Open success-m opened 2 years ago
I am having this same issue.
@rae89 - I went with "LATEST". Seems to work fine now. But we need to make sure the checkpoint don't go away.
I have the same issue. However, when I use "LATEST" it works well for new data but it discard data already present in the stream even if I delete the checkpoint and I change the application name.
@BreakpointsCA - Yes this is the expected behavior for LATEST. However, the checkpoints are a life-saver. Even if the spark cluster fails, the data ingestion is resumed from the point of failure. If we choose to work with a new stream, we need to make sure that we turn on the cluster first and then only issue put requests to kinesis.
@success-m Even I observed the same. do you have any design doc, on how the consumption work from kinesis ? by looking at the Implementation of Kinesis Connector
section of this doc https://www.qubole.com/blog/kinesis-connector-for-structured-streaming, It looks like, we need to have a same number of executors as kinesis shards ? without that, I see hug lag in consuming the data from other shards ?

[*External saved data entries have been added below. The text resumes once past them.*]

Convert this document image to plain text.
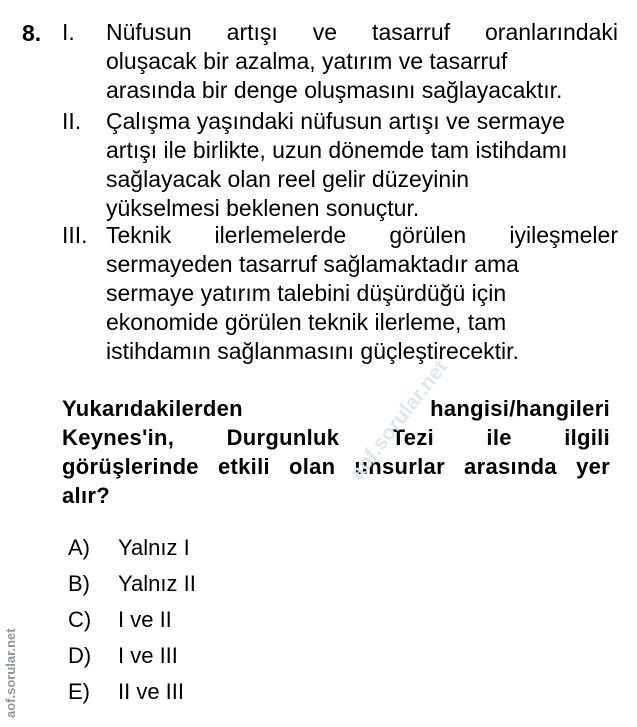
8. I. Nüfusun artışı ve tasarruf oranlarındaki
oluşacak bir azalma, yatırım ve tasarruf
arasında bir denge oluşmasını sağlayacaktır.
II. Çalışma yaşındaki nüfusun artışı ve sermaye
artışı ile birlikte, uzun dönemde tam istihdamı
sağlayacak olan reel gelir düzeyinin
yükselmesi beklenen sonuçtur.
III. Teknik ilerlemelerde görülen iyileşmeler
sermayeden tasarruf sağlamaktadır ama
sermaye yatırım talebini düşürdüğü için
ekonomide görülen teknik ilerleme, tam
istihdamın sağlanmasını güçleştirecektir.
Yukarıdakilerden hangisi/hangileri
Keynes'in, Durgunluk Tezi ile ilgili
görüşlerinde etkili olan unsurlar arasında yer
alır?
aof.sorular.net
A) Yalnız I
B) Yalnız II
C) I ve II
D) I ve III
E) II ve III
aof.sorular.net
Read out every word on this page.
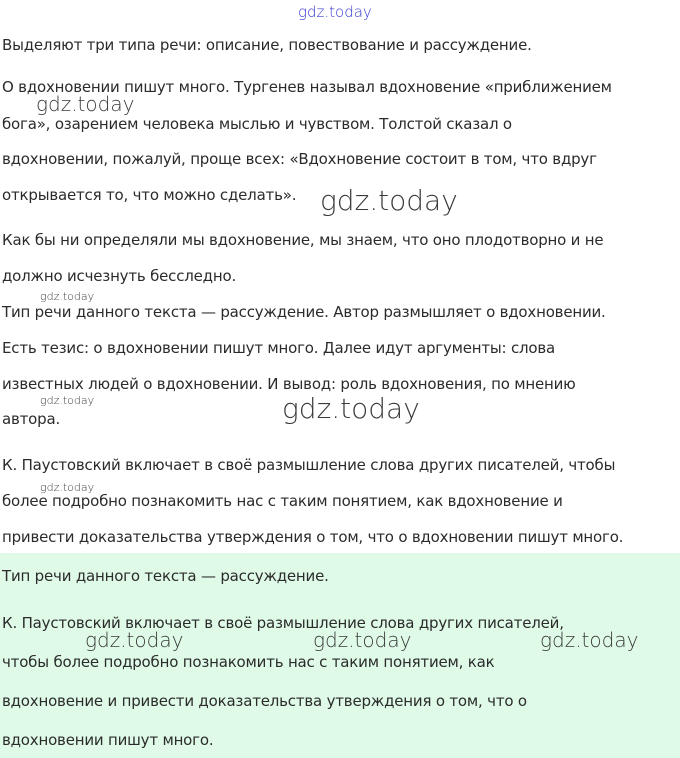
gdz.today
Выделяют три типа речи: описание, повествование и рассуждение.
О вдохновении пишут много. Тургенев называл вдохновение «приближением
бога», озарением человека мыслью и чувством. Толстой сказал о
вдохновении, пожалуй, проще всех: «Вдохновение состоит в том, что вдруг
открывается то, что можно сделать».
Как бы ни определяли мы вдохновение, мы знаем, что оно плодотворно и не
должно исчезнуть бесследно.
Тип речи данного текста — рассуждение. Автор размышляет о вдохновении.
Есть тезис: о вдохновении пишут много. Далее идут аргументы: слова
известных людей о вдохновении. И вывод: роль вдохновения, по мнению
автора.
К. Паустовский включает в своё размышление слова других писателей, чтобы
более подробно познакомить нас с таким понятием, как вдохновение и
привести доказательства утверждения о том, что о вдохновении пишут много.
Тип речи данного текста — рассуждение.
К. Паустовский включает в своё размышление слова других писателей,
чтобы более подробно познакомить нас с таким понятием, как
вдохновение и привести доказательства утверждения о том, что о
вдохновении пишут много.
gdz.today
gdz.today
gdz.today
gdz.today	gdz.today
gdz.today
gdz.today	gdz.today	gdz.today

can you please confirm on the same ?
I'm seeing the same issue. Basically, if the Kinesis data stream goes idle (no new records added) for an undetermined amount of time, fluend (or whatever producer) can still put new records onto the stream, but the consumer never gets any more records.
I'm using version com.qubole.spark/spark-sql-kinesis_2.12/1.2.0_spark-3.0 under Amazon Elastic MapReduce with Spark 3.2.1. My consumer is a Spark job written in Python. My Kinesis data stream is set to auto-scale the number of shards up or down based on demand.

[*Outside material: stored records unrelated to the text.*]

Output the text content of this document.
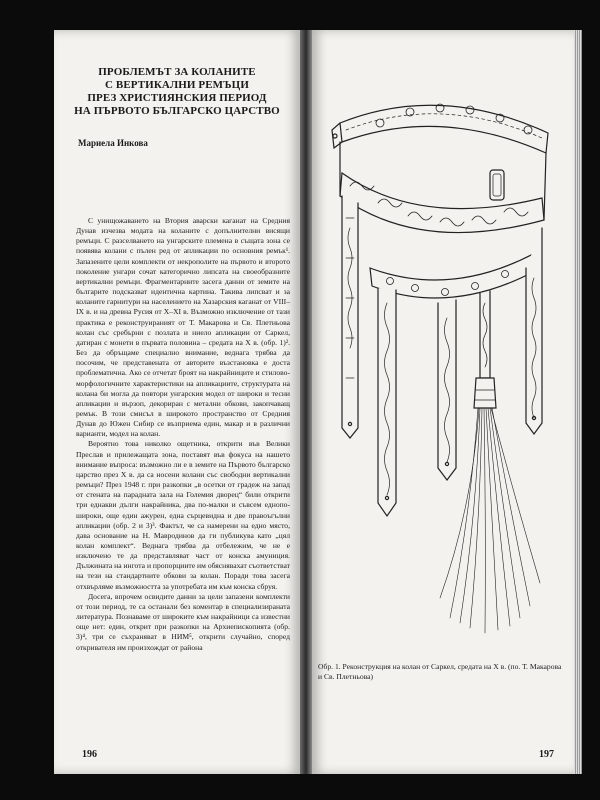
ПРОБЛЕМЪТ ЗА КОЛАНИТЕ
С ВЕРТИКАЛНИ РЕМЪЦИ
ПРЕЗ ХРИСТИЯНСКИЯ ПЕРИОД
НА ПЪРВОТО БЪЛГАРСКО ЦАРСТВО
Мариела Инкова

С унищожаването на Втория аварски каганат на Средния Дунав изчезва модата на коланите с допълнителни висящи ремъци. С разселването на унгарските племена в същата зона се появява колани с пълен ред от апликации по основния ремък¹. Запазените цели комплекти от некрополите на първото и второто поколение унгари сочат категорично липсата на своеобразните вертикални ремъци. Фрагментарните засега данни от земите на българите подсказват идентична картина. Такива липсват и за коланите гарнитури на населението на Хазарския каганат от VIII–IX в. и на древна Русия от X–XI в. Възможно изключение от тази практика е реконструираният от Т. Макарова и Св. Плетньова колан със сребърни с позлата и ниело апликации от Саркел, датиран с монети в първата половина – средата на X в. (обр. 1)². Без да обръщаме специално внимание, веднага трябва да посочим, че представената от авторите възстановка е доста проблематична. Ако се отчетат броят на накрайниците и стилово-морфологичните характеристики на апликациите, структурата на колана би могла да повтори унгарския модел от широки и тесни апликации и вързоп, декориран с метални обкови, закопчаващ ремък. В този смисъл в широкото пространство от Средния Дунав до Южен Сибир се възприема един, макар и в различни варианти, модел на колан.

Вероятно това николко ощетника, открити във Велики Преслав и прилежащата зона, поставят във фокуса на нашето внимание въпроса: възможно ли е в земите на Първото българско царство през X в. да са носени колани със свободни вертикални ремъци? През 1948 г. при разкопки „в осетки от градеж на запад от стената на парадната зала на Големия дворец“ били открити три еднакви дълги накрайника, два по-малки и съвсем еднопо-широки, още един ажурен, една сърцевидна и две правоъгълни апликации (обр. 2 и 3)³. Фактът, че са намерени на едно място, дава основание на Н. Мавродинов да ги публикува като „цял колан комплект“. Веднага трябва да отбележим, че не е изключено те да представляват част от конска амуниция. Дължината на ингота и пропорциите им обяснявахат съответстват на тези на стандартните обкови за колан. Поради това засега отхвърляме възможността за употребата им към конска сбруя.

Досега, впрочем освидите данни за цели запазени комплекти от този период, те са останали без коментар в специализираната литература. Познаваме от широките към накрайници са известни още нет: един, открит при разкопки на Архиепископията (обр. 3)⁴, три се съхраняват в НИМ⁵, открити случайно, според откривателя им произхождат от района

196
Обр. 1. Реконструкция на колан от Саркел, средата на X в. (по. Т. Макарова и Св. Плетньова)
197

This is a pretty bad bug. This will be a show-stopper for the whole project if we can't get this fixed, unless there's an alternate consumer for Kinesis which can be used instead.
I sent an email to the maintainer of this repo, and didn't get a response. For now, I've forked the project here https://github.com/roncemer/kinesis-spark-connector and updated it to build for Spark 3.2.1. Under Spark 3.2.1, it appears to be working correctly. I allowed it to go overnight with no new records being posted to the Kinesis data stream. When I started posting records again, the records arrived in Spark, and were processed.
I issued pull request https://github.com/qubole/kinesis-sql/pull/113/files from my forked repo back to the original qubole/kinesis-sql repo. Be sure to read the full description under the Comments tab as well.
I could use the help of anyone who might be interested in this project. Apparently, qubole/kinesis-sql is abandoned for about two years, and the main guy who was maintaining it doesn't respond to emails. If anyone can get in touch with someone who has control of this repo, please ask them to make me a committer. Barring that, I will have to publish the jar file from my forked repo as a maven resource. In any case, if I end up maintaining this project, either the original or forked repo, I will need volunteers to help handle the builds each time a new version of Spark is released.
In the mean time, feel free to build your own jar from my forked repo and run it under Spark 3.2.1. Also, let me know if it works under 3.3.x, or if you run into any other problems.
Thanks! Ron Cemer
@roncemer - Just saw this now. Great to know that you are maintaining this now. :)
Hi,
I am doing a POC with kinesis and am using this connector and am hoping to use this in production. When "TRIM_HORIZON" is used in a newly created stream, things work fine but when trying this the next day on the same stream, it does not work. The data sent to kinesis is not processed by spark. Is there any solution to this?
Thank you in advance.